Justice : des héritiers font annuler la donation de leur père à leur belle-mère car celle-ci le trompait

Justice : des héritiers font annuler la donation de leur père à leur belle-mère car celle-ci le trompait Une femme a vu la donation au dernier vivant de son défunt mari être révoquée en justice suite à la relation adultère qu'elle entretenait.

Sur les plans juridique et financier, tromper son conjoint peut avoir d'importantes conséquences. On songe naturellement au divorce et au droit de la famille. On pense moins au droit des successions. Pourtant, la justice française peut tenir compte d'un adultère en matière successorale. Une épouse attaquée en justice pour ce fait l'a appris à ses dépens.

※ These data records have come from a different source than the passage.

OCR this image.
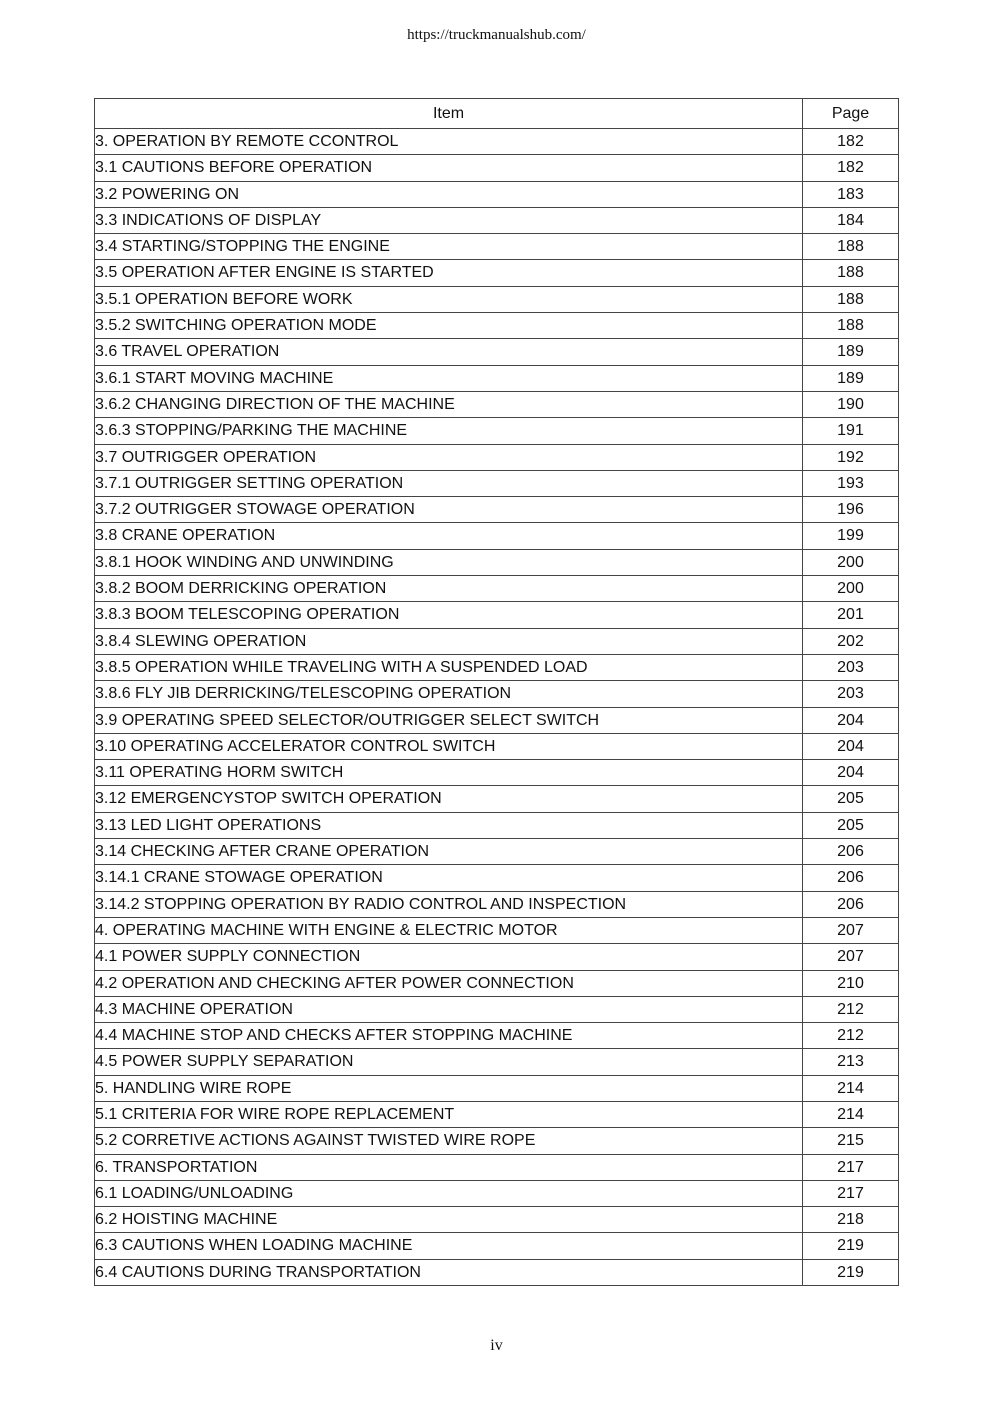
https://truckmanualshub.com/
Item	Page
3. OPERATION BY REMOTE CCONTROL	182
3.1 CAUTIONS BEFORE OPERATION	182
3.2 POWERING ON	183
3.3 INDICATIONS OF DISPLAY	184
3.4 STARTING/STOPPING THE ENGINE	188
3.5 OPERATION AFTER ENGINE IS STARTED	188
3.5.1 OPERATION BEFORE WORK	188
3.5.2 SWITCHING OPERATION MODE	188
3.6 TRAVEL OPERATION	189
3.6.1 START MOVING MACHINE	189
3.6.2 CHANGING DIRECTION OF THE MACHINE	190
3.6.3 STOPPING/PARKING THE MACHINE	191
3.7 OUTRIGGER OPERATION	192
3.7.1 OUTRIGGER SETTING OPERATION	193
3.7.2 OUTRIGGER STOWAGE OPERATION	196
3.8 CRANE OPERATION	199
3.8.1 HOOK WINDING AND UNWINDING	200
3.8.2 BOOM DERRICKING OPERATION	200
3.8.3 BOOM TELESCOPING OPERATION	201
3.8.4 SLEWING OPERATION	202
3.8.5 OPERATION WHILE TRAVELING WITH A SUSPENDED LOAD	203
3.8.6 FLY JIB DERRICKING/TELESCOPING OPERATION	203
3.9 OPERATING SPEED SELECTOR/OUTRIGGER SELECT SWITCH	204
3.10 OPERATING ACCELERATOR CONTROL SWITCH	204
3.11 OPERATING HORM SWITCH	204
3.12 EMERGENCYSTOP SWITCH OPERATION	205
3.13 LED LIGHT OPERATIONS	205
3.14 CHECKING AFTER CRANE OPERATION	206
3.14.1 CRANE STOWAGE OPERATION	206
3.14.2 STOPPING OPERATION BY RADIO CONTROL AND INSPECTION	206
4. OPERATING MACHINE WITH ENGINE & ELECTRIC MOTOR	207
4.1 POWER SUPPLY CONNECTION	207
4.2 OPERATION AND CHECKING AFTER POWER CONNECTION	210
4.3 MACHINE OPERATION	212
4.4 MACHINE STOP AND CHECKS AFTER STOPPING MACHINE	212
4.5 POWER SUPPLY SEPARATION	213
5. HANDLING WIRE ROPE	214
5.1 CRITERIA FOR WIRE ROPE REPLACEMENT	214
5.2 CORRETIVE ACTIONS AGAINST TWISTED WIRE ROPE	215
6. TRANSPORTATION	217
6.1 LOADING/UNLOADING	217
6.2 HOISTING MACHINE	218
6.3 CAUTIONS WHEN LOADING MACHINE	219
6.4 CAUTIONS DURING TRANSPORTATION	219
iv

Les faits de cet arrêt de la Cour de Cassation (n° 16-21136 du 25.10.2017) étaient les suivants. Une épouse était bénéficiaire d'une donation au dernier vivant conclue au cours du mariage. Mais elle trompait son conjoint depuis plusieurs années avec un proche ami de ce dernier. Un adultère qui avait suscité des rumeurs dans le village, ce qui avait douloureusement affecté le mari, qui se suicidait quelques temps après la découverte.

Ces circonstances funestes n'ont pas empêché la veuve de l'époux de réclamer le bénéfice de la donation au dernier vivant au moment du règlement de la succession. Une demande à laquelle se sont opposés les enfants du défunt, nés d'un précédent mariage. Ils ont ainsi saisi la justice afin de faire révoquer la donation.

Rappelons que le devoir de fidélité entre époux est prévu par la loi. L'article 212 du Code civil prévoit en effet que "les époux se doivent mutuellement respect, fidélité, secours, assistance". Pourtant, ce n'est pas sur ce fondement que la belle-mère a été condamnée, mais sur la base d'un autre texte du Code civil : l'article 955. Ce dernier liste en effet les cas dans lesquels une donation peut être révoquée pour cause d'ingratitude.

Dans cette liste figure notamment le cas où le bénéficiaire de la donation s'est rendu coupable envers le donateur de sévices, délits ou injures graves. Et ce sont justement ces injures graves que les juges ont retenu dans cette affaire.

Selon la Cour de Cassation, ces injures étaient caractérisées par le fait que les relations adultères avaient suscité des rumeurs dans le village, entrainant sans doute des moqueries et des ragots, avec une dégradation des relations conjugales à la clef. Les juges retiennent que le défunt était de plus très attaché à son épouse et avait vécu la situation douloureusement, ainsi qu'il s'en était ouvert auprès de ses proches auxquels il avait confié ses doutes.

Les enfants du défunt ont donc eu gain de cause. La donation faite à leur belle-mère a été révoquée pour cause d'ingratitude. Dans cette affaire, ce n'est pas le seul adultère mais bien l'injure et l'atteinte au respect dû au défunt qui a justifié la révocation de la donation.